Anal fissures are literally a pain in the butt. If you’ve had the displeasure of experience this condition, you’re probably familiar with how it can disrupt everyday life. It makes simple activities like moving around, exercising, sitting down, or having a meal, difficult.
In Singapore, anal fissures are (sadly) quite common.
A 24-year-old female reader asked a question through DxD's Ask A Doctor form. She believes that she has an anal fissure. Her suspicion were aroused by the pain she experienced while passing motion. She felt that her skin was tearing, but she did not see any blood in her stools.
She wanted to find out how are anal fissures treated and if she needs to seek further help. Here's what Dr Seah, an experienced GP had to say.
Anal pain can be caused by various factors, an anal fissure is just one possibility
Dr Seah Heap Yong, a Singapore general practitioner has 16 years of experience in this field. According to him, pain in the anus can be caused by many things. Although, if pain intensifies when passing motion, an anal fissure is most likely the underlying issue.
Topical ointments are among the most common treatments for anal fissures
Anal fissures can, for the most part, be treated with a topical ointment.
It can offer effective pain relief while the body is recovering. Dr Seah usually prescribes Proctosedyl, although he has heard of some other doctors preferring Rectogesic.
You should keep your stools soft
On top of using topical ointments, you will need to keep your stools soft so that you don't agitate the tear.
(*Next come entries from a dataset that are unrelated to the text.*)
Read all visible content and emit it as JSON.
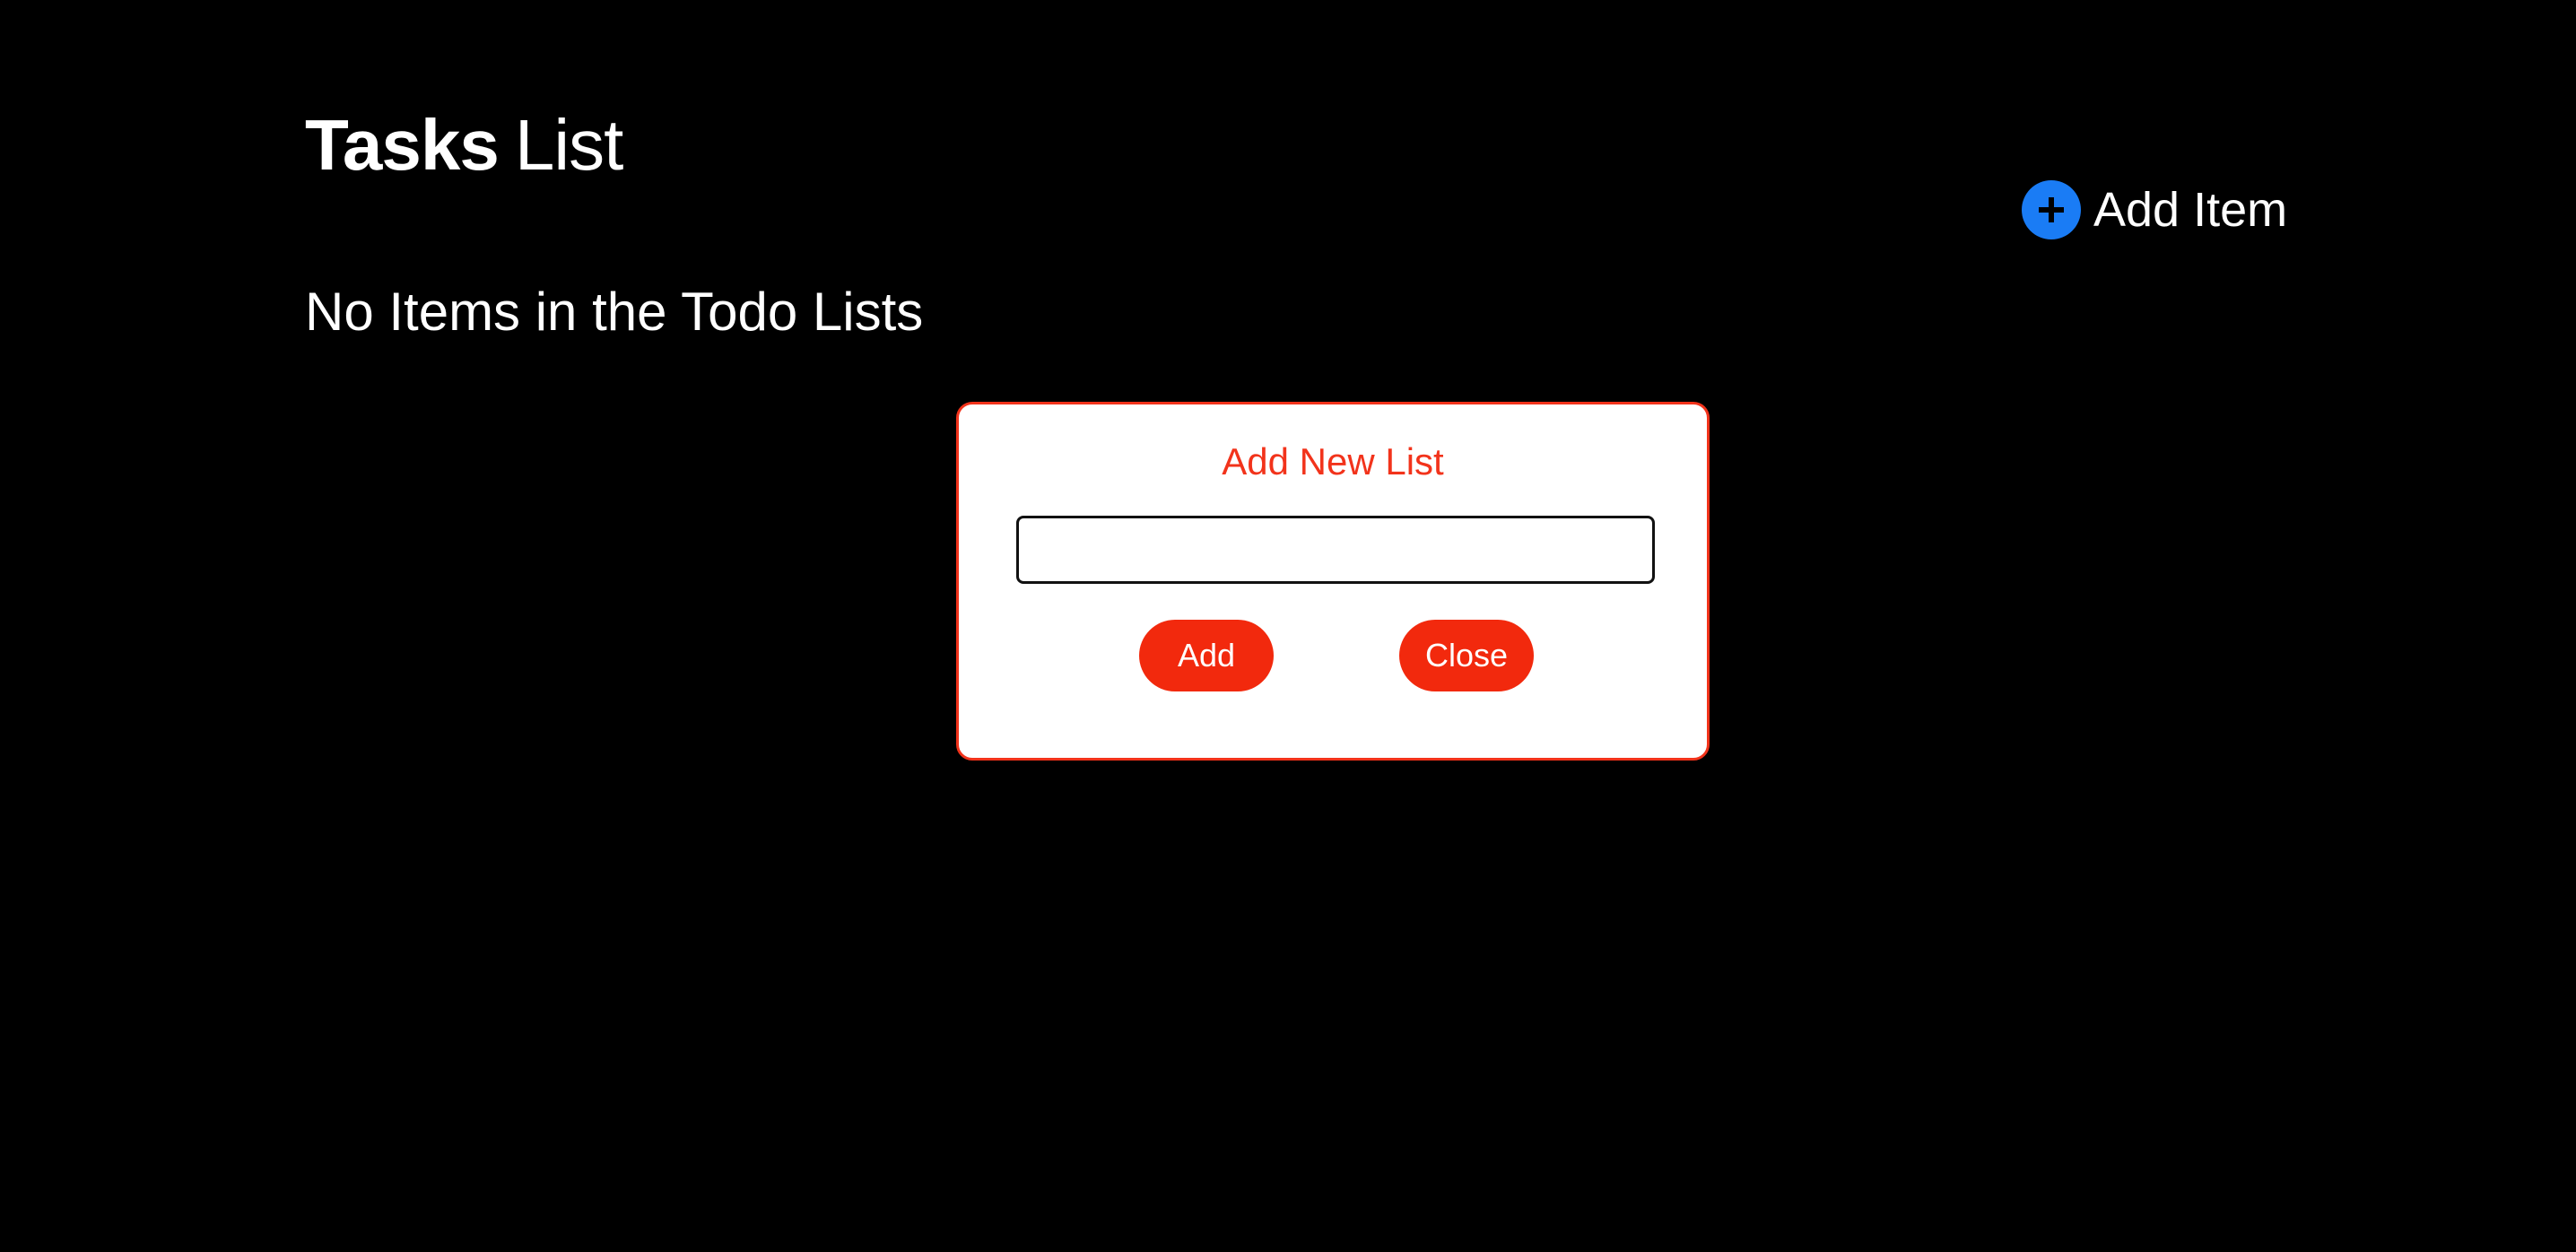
{
  "header": {
    "title_bold": "Tasks",
    "title_light": "List"
  },
  "add_item": {
    "label": "Add Item",
    "icon": "plus-circle-icon",
    "icon_color": "#1a7cf5"
  },
  "main": {
    "empty_message": "No Items in the Todo Lists"
  },
  "modal": {
    "title": "Add New List",
    "input_value": "",
    "input_placeholder": "",
    "add_label": "Add",
    "close_label": "Close",
    "accent_color": "#f2331b"
  },
  "colors": {
    "background": "#000000",
    "text": "#ffffff"
  }
}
An anal fissure is essentially a small tear in the thin, moist tissue (mucosa) that lines the anus. So you can imagine how painful it can be when hard stools come in contact with the tear, ouch!
Consider getting stool softening agents from your doctor (such as Lactulose syrup) in order to avoid any additional trauma when you pass motion.
Anal fissures typically heal in 1-2 weeks' time
In general, anal fissures doesn't last for a long time. Usually the fissure will heal in 1-2 weeks' time, and the pain should stop.
However, if your pain persists beyond that, it's best that you go see a doctor (your family doctor will be a good start) for a proper anal and rectal examination in order to look for underlying causes.
Worst case scenario? A surgery will fix it
In the rare event that your anal fissure is persistent and difficult to treat, surgery would be a possible solution. Dr Seah suggests that you discuss with your doctor to see how you should go about doing it.
Anal fissures can be treated
If you find yourself squirming on the toilet seat trying to pass motion, Dr Seah has some wise words for you.
Consider seeking help from specialists if the problem continues to persist. Anal fissures are not that difficult to treat, so don’t give up!